Par ailleurs, les exploitants agricoles plus modestes s’occupant de l’ensemble des exploitations mondiales, alimentant de vastes territoires des Pays du Sud, pourraient ne pas bénéficier des avantages de l’IA agricole.
Les petits exploitants pourraient ne pas bénéficier des technologies de pointe en raison de la marginalisation, de la faible pénétration d’Internet et du fossé numérique.
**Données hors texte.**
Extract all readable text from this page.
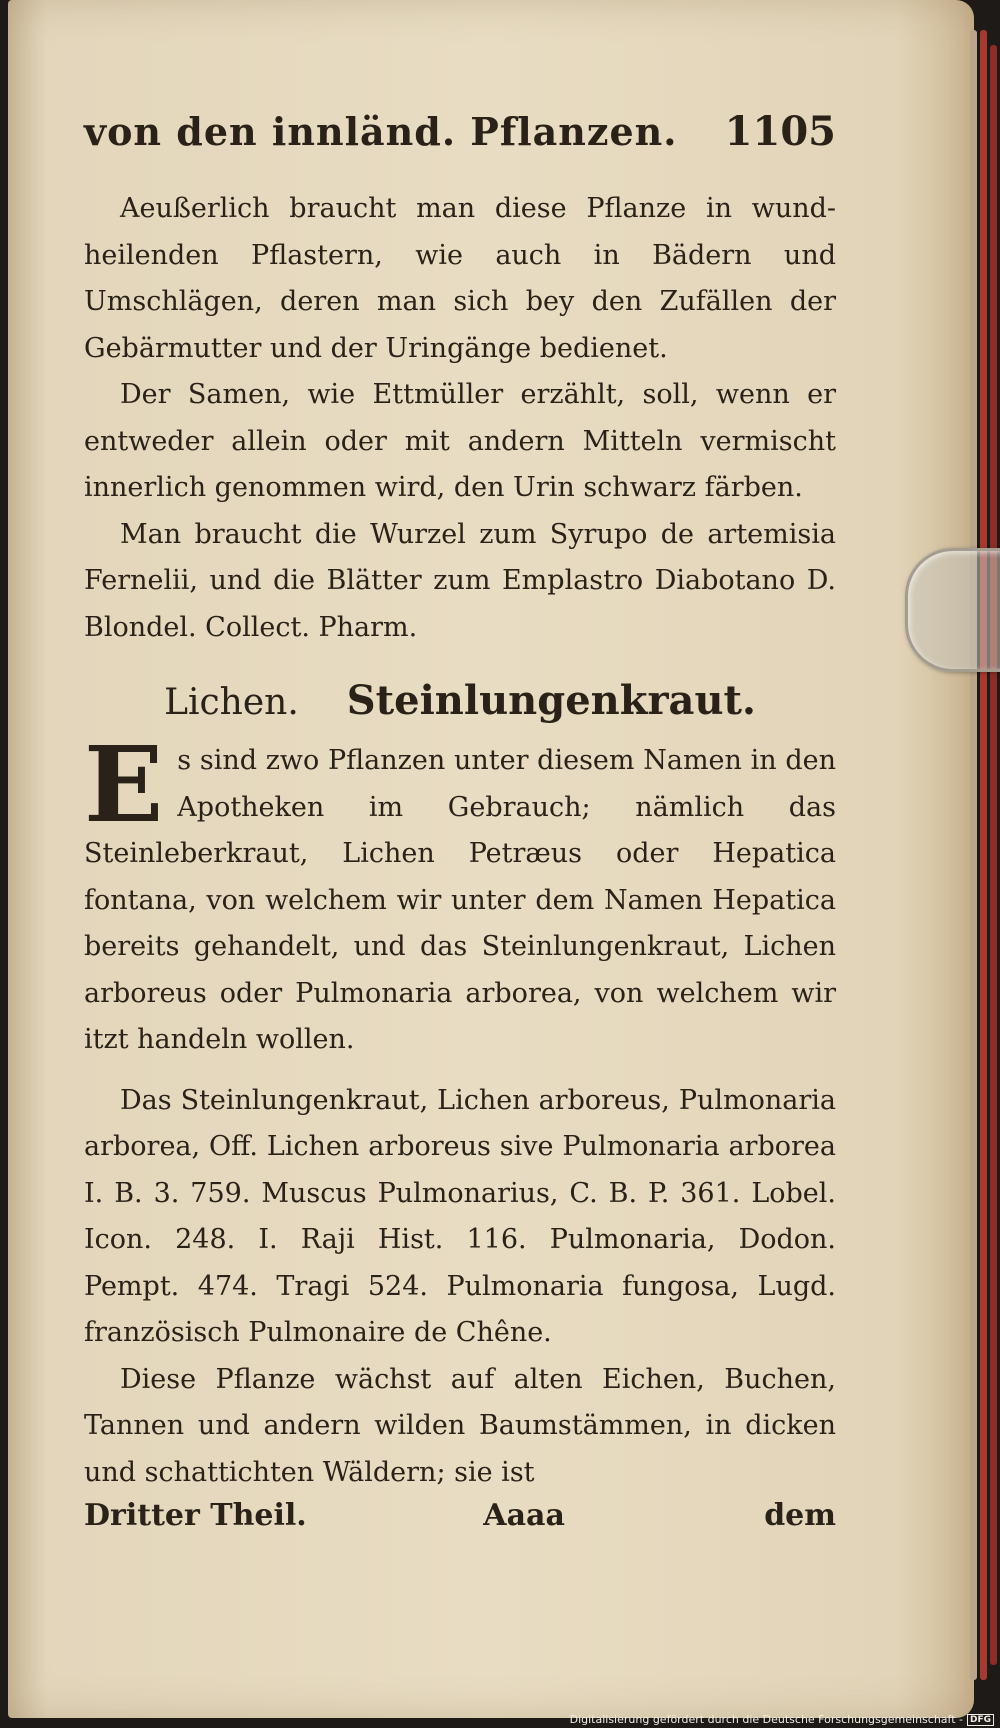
von den innländ. Pflanzen. 1105

Aeußerlich braucht man diese Pflanze in wund-heilenden Pflastern, wie auch in Bädern und Umschlägen, deren man sich bey den Zufällen der Gebärmutter und der Uringänge bedienet.

Der Samen, wie Ettmüller erzählt, soll, wenn er entweder allein oder mit andern Mitteln vermischt innerlich genommen wird, den Urin schwarz färben.

Man braucht die Wurzel zum Syrupo de artemisia Fernelii, und die Blätter zum Emplastro Diabotano D. Blondel. Collect. Pharm.

Lichen. Steinlungenkraut.

Es sind zwo Pflanzen unter diesem Namen in den Apotheken im Gebrauch; nämlich das Steinleberkraut, Lichen Petræus oder Hepatica fontana, von welchem wir unter dem Namen Hepatica bereits gehandelt, und das Steinlungenkraut, Lichen arboreus oder Pulmonaria arborea, von welchem wir itzt handeln wollen.

Das Steinlungenkraut, Lichen arboreus, Pulmonaria arborea, Off. Lichen arboreus sive Pulmonaria arborea I. B. 3. 759. Muscus Pulmonarius, C. B. P. 361. Lobel. Icon. 248. I. Raji Hist. 116. Pulmonaria, Dodon. Pempt. 474. Tragi 524. Pulmonaria fungosa, Lugd. französisch Pulmonaire de Chêne.

Diese Pflanze wächst auf alten Eichen, Buchen, Tannen und andern wilden Baumstämmen, in dicken und schattichten Wäldern; sie ist

Dritter Theil.	Aaaa	dem
Digitalisierung gefördert durch die Deutsche Forschungsgemeinschaft - DFG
Cela augmenterait ainsi les disparités entre les agriculteurs commerciaux et les exploitants agricoles de subsistance.
Avantages de l’IA agricole
Dans le monde, l’insécurité alimentaire touche environ deux milliards de personnes. 690 millions de personnes souffrent de malnutrition et 340 millions d’enfants de carences en micronutriments. Dans ce contexte, les technologies d’IA dans l’agriculture comportent des avantages importants en termes de sécurité alimentaire et nutritionnelle face au réchauffement climatique et à la population mondiale croissante.
Selon le Dr Seán Ó hÉigeartaigh, directeur exécutif du CSER, il est nécessaire de soumettre le déploiement de ces techniques à grande échelle à un examen des risques potentiels. On pourrait de cette manière atténuer les risques dès le début de leur conception.